Dopo la liberazione si era messo a girare la campagna reggiana a bordo di una Lancia senza targa con suoi ex partigiani tra i più sanguinari: Pericle Bagni, Ever Forghieri, Corinto Manghi, Alfredo Cagnolati eccetera.
"Visitava" proprietari di caseifici, salumifici, allevatori e possidenti e ne storceva ingenti somme che divideva col partito.
Il 10 maggio del '45 aveva ucciso il maresciallo dei carabinieri di Brescello, Ugo Prati di 46 anni, che sospettava di lui. I suoi resti vennero alla luce negli anni '60 in una fornace dismessa.
La facilità delle sue imprese era dovuta al terrore che il suo nome cominciava a incutere dopo che i primi imprenditori rifiutatisi di pagare o che avevano minacciato di ricorrere alla polizia alleata, erano stati prelevati e uccisi.

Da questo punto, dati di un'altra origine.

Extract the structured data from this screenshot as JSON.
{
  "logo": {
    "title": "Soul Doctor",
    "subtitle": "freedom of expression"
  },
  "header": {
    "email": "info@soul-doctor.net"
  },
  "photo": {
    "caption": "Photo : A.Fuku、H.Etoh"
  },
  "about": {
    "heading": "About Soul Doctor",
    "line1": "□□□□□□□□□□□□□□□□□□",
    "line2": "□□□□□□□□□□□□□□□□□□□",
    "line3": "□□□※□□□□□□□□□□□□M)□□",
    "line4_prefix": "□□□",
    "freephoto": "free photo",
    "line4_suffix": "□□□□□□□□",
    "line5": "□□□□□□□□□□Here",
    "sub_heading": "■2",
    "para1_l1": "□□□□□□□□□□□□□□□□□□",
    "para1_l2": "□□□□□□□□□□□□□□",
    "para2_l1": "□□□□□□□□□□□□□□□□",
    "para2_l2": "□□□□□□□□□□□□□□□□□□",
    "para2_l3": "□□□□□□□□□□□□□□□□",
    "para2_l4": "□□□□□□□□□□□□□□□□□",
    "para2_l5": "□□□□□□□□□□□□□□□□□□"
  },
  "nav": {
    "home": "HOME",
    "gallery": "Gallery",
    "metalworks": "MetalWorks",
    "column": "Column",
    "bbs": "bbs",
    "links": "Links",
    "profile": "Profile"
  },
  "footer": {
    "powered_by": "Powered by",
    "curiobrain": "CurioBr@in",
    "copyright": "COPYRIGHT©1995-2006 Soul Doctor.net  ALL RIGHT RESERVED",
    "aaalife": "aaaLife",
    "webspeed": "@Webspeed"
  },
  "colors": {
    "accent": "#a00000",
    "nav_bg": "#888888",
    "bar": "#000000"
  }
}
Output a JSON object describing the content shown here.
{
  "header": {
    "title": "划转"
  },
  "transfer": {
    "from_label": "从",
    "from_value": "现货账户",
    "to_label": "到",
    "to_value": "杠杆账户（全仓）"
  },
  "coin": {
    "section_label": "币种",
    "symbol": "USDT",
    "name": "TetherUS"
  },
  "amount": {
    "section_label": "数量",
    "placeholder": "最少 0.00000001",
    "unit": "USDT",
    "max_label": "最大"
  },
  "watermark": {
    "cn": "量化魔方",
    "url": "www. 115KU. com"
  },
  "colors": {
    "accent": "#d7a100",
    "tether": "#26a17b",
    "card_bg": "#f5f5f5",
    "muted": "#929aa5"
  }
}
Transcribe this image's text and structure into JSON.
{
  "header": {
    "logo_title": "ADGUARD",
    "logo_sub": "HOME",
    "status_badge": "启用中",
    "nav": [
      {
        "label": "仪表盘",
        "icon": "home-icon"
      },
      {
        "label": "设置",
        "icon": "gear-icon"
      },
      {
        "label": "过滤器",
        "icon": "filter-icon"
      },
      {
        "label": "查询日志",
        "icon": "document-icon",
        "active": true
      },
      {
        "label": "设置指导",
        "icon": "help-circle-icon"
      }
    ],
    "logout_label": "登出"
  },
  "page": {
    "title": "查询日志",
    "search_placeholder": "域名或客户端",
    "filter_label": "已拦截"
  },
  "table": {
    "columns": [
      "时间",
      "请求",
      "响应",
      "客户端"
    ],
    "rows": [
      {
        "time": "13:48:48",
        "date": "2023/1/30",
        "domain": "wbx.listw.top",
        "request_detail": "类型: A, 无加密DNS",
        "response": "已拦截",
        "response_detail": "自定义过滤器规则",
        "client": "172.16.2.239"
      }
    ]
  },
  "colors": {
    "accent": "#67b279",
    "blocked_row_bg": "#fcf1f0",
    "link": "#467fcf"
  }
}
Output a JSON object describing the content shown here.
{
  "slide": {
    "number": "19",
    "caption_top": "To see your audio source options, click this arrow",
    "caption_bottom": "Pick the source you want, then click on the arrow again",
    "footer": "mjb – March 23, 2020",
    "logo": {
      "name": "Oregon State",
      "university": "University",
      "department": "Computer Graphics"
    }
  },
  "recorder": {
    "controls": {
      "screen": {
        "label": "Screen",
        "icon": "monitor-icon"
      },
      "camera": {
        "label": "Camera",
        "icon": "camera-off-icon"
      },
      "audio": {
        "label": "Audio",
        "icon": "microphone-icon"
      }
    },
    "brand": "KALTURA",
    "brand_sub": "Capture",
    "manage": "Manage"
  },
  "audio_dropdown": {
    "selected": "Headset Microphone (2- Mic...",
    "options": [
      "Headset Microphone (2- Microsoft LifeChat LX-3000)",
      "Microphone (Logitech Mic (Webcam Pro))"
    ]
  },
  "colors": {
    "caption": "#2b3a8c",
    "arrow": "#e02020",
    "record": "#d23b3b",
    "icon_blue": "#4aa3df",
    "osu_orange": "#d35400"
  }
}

L'ingegner Carlo Garbarino, un vecchio professionista di Poviglio, ad esempio, fu prelevato e seviziato a morte. Del suo corpo non fu trovata traccia.
Tutti finivano col pagare.
E uccise anche la moglie, Giuseppina Cervi, la sera del 3 settembre del '64, simulando un incidente stradale.
L'unico testimone che avrebbe potuto farlo condannare, il benzinaio Nello Ferretti, due giorni prima del processo, dopo aver servito un automobilista da questi si sentì dire: - avete una buona attività e una bella casa accanto. Sarebbe un peccato che andassero distrutte in un incendio.
Il teste ritrattò beccandosi una condanna, ma portò a casa la pelle e i suoi beni. L'ex partigiano fu così assolto per in sufficienza di prove dall'accusa di omicidio volontario e condannato per l'ipotesi colposa.
Dei suoi numerosi quanto brevi arresti ricordo quello del '49 a Vienna mentre tentava di raggiungere la vicina Cecoslovacchia.
Quando il boia morì, nel 1999, a 85 anni, l'Anpi di Reggio lo ricordò come "valoroso combattente della libertà".
Con questo e gli altri scritti, contrari all'egemonia culturale della Sinistra, parafrasando Orwell, compio un atto rivoluzionario!